Anarquistas, socialistas, militantes de Izquierda Republicana… la adscripción política no tenía importancia, eran rojos y había que eliminarlos sin juicio, sin miramientos, sin excepción y sin prisa. Obreros de la construcción, médicos, pintores, carpinteros, funcionarios, empleados, maestros, gente humilde o de posición social acomodada, todos eran iguales ante el pelotón de fusilamiento ávido por depurar un censo de población en el que solo tenían cabida los nacionalcatólicos.

Tampoco las mujeres se libraron de la saña asesina. A las hermanas Rafaela y Victoria Barrabés Asún, libertarias, las detuvieron al no hallar en la casa a sus hermanos Faustino y Juan Manuel; a Sacramento Bernués, también anarquista, madre de seis hijos, la mataban lamentando no haber apresado igualmente a su marido, Julián Grimal, hombre de acción que había huido de la ciudad; la modista de 23 años Francisca Mallén Pardo, ácrata, no pudo despedirse de su novio querido José Espuis, que fue al paredón en otro viaje de muerte el mismo día.

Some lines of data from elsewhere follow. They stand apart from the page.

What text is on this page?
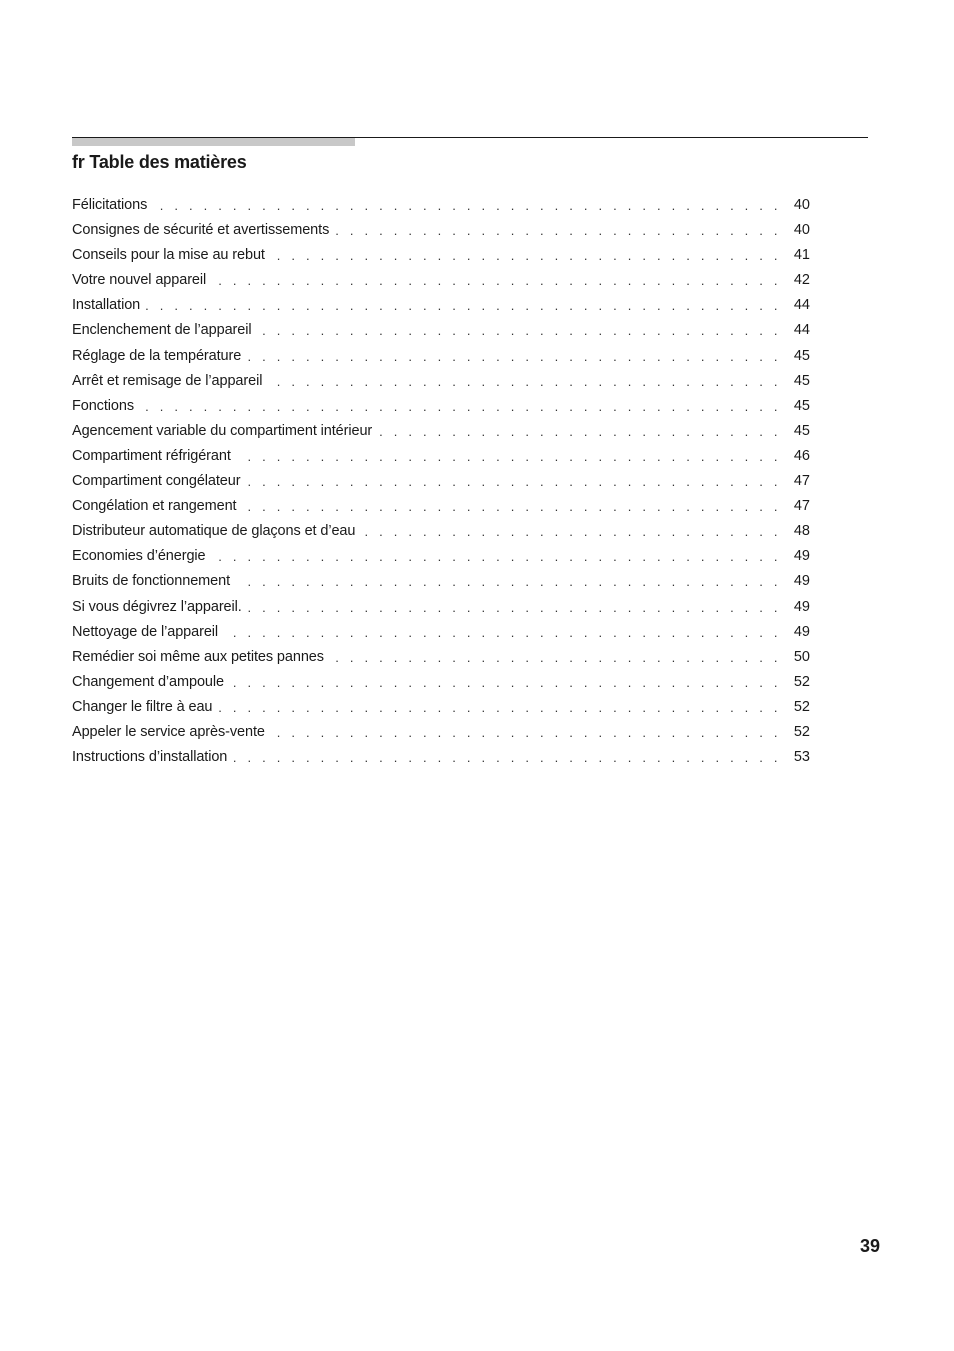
fr Table des matières
. . .
Félicitations	40
. . .
Consignes de sécurité et avertissements	40
. . .
Conseils pour la mise au rebut	41
. . .
Votre nouvel appareil	42
. . .
Installation	44
. . .
Enclenchement de l’appareil	44
. . .
Réglage de la température	45
. . .
Arrêt et remisage de l’appareil	45
. . .
Fonctions	45
. . .
Agencement variable du compartiment intérieur	45
. . .
Compartiment réfrigérant	46
. . .
Compartiment congélateur	47
. . .
Congélation et rangement	47
. . .
Distributeur automatique de glaçons et d’eau	48
. . .
Economies d’énergie	49
. . .
Bruits de fonctionnement	49
. . .
Si vous dégivrez l’appareil.	49
. . .
Nettoyage de l’appareil	49
. . .
Remédier soi même aux petites pannes	50
. . .
Changement d’ampoule	52
. . .
Changer le filtre à eau	52
. . .
Appeler le service après-vente	52
. . .
Instructions d’installation	53
39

Eugenia Funes Tornés regentaba una frutería en la calle Ramiro el Monje, no se le conocía militancia sindical ni política pero, al parecer, alguien sabía que guardaba una bandera republicana en su casa. Eugenia tenía 34 años y una hija. Concha Monrás Casas, viuda de Ramón Acín desde el 6 de agosto, fecha de la detención de ambos, era una mujer inteligente, independiente, culta y moderna, cargos todos suficientes para que el fascismo acabara con su vida.

Los verdugos celebraban las orgías de sangre en el bar Flor. Aquel 23 de agosto, uno de ellos, matarife de profesión, se jactaba de no haber gastado balas para cumplir con su misión de carnicero, los instrumentos de su oficio le habían bastado. Otro, se lamentaba del dolor en el dedo con el que había apretado el gatillo todo el día. Los ritos de la represión se consumaban con copas de coñac y borracheras patrióticas.

82 años después de aquel malhadado día, desmantelado el cuadro 15 del cementerio en los años setenta, ignoramos dónde se encuentran los restos de la mayoría de los asesinados, convertidos de este modo en desaparecidos. Tampoco ningún rincón de la ciudad, ni escultura pública ni nombre de calle alguna recuerda este ominoso hecho.